Professor Williams, a risk management expert focused on the banking and energy industries, teaches finance and economics at Boston University.
Specifically, he researches financial institutions, capital markets, and energy commodities relating to market, credit, and operational risk. Areas of interest include monetary policy; corporate governance; business ethics; banking and trading fraud and compensation practices; pension investments and return assessment; energy commodities risk assessment; precious metals trading; and financial technology (Fintech), including virtual currencies and blockchain.
Additionally, Professor Williams provides expert testimony in litigation relating to risk management best practices and the reasonableness of party actions, as well as determining economic damages. He also provides risk management consulting and executive training in the banking, energy, and credit rating industries. He has direct experience in the banking industry as a former trust banker and as an examiner for the Federal Reserve Bank, where he conducted on and off-balance sheet risk assessments in loan portfolios and on capital market trading floors.
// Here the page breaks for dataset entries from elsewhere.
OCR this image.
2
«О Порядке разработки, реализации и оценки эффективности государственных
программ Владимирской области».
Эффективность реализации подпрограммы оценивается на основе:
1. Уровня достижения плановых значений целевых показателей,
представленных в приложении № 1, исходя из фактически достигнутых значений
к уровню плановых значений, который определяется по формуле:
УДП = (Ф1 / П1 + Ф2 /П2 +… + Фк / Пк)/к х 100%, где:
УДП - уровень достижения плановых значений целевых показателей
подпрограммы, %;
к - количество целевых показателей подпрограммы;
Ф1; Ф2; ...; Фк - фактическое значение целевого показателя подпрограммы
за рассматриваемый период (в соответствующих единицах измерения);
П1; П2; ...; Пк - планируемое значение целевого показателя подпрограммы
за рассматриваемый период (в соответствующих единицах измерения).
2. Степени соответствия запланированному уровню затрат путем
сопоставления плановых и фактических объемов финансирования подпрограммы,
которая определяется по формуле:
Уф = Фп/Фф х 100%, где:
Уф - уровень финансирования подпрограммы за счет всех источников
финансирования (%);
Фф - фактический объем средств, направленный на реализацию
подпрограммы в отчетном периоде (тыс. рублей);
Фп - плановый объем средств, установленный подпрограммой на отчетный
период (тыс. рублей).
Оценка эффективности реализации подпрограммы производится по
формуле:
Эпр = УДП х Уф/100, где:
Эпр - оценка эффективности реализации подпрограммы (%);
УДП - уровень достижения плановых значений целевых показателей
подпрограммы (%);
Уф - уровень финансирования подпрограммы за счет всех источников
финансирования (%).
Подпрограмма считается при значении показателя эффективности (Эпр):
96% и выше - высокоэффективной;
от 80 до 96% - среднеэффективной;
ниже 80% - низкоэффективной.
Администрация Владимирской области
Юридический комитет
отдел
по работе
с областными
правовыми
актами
He has also previously worked as a senior executive for a major energy trading company, as well as in a top utility company.
In Uncontrolled Risk (McGraw Hill), a 2010 publication, Professor Williams examines the root causes of the financial crisis, and the rise and fall of investment banking giant Lehman Brothers. In 2014, he provided congressional testimony on the risks associated with virtual currencies. He also presented on virtual currencies to The World Bank in 2014 and at The Bretton Woods Committee in 2015. More recently, he coauthored an in depth report about the growing risks associated with the MBTA pension.
Professor Williams is a member of the finance faculty at Boston University, where his responsibilities include teaching, course development, and conducting risk management research. In 2008, he was a recipient of the Beckwith Prize for Excellence in Teaching.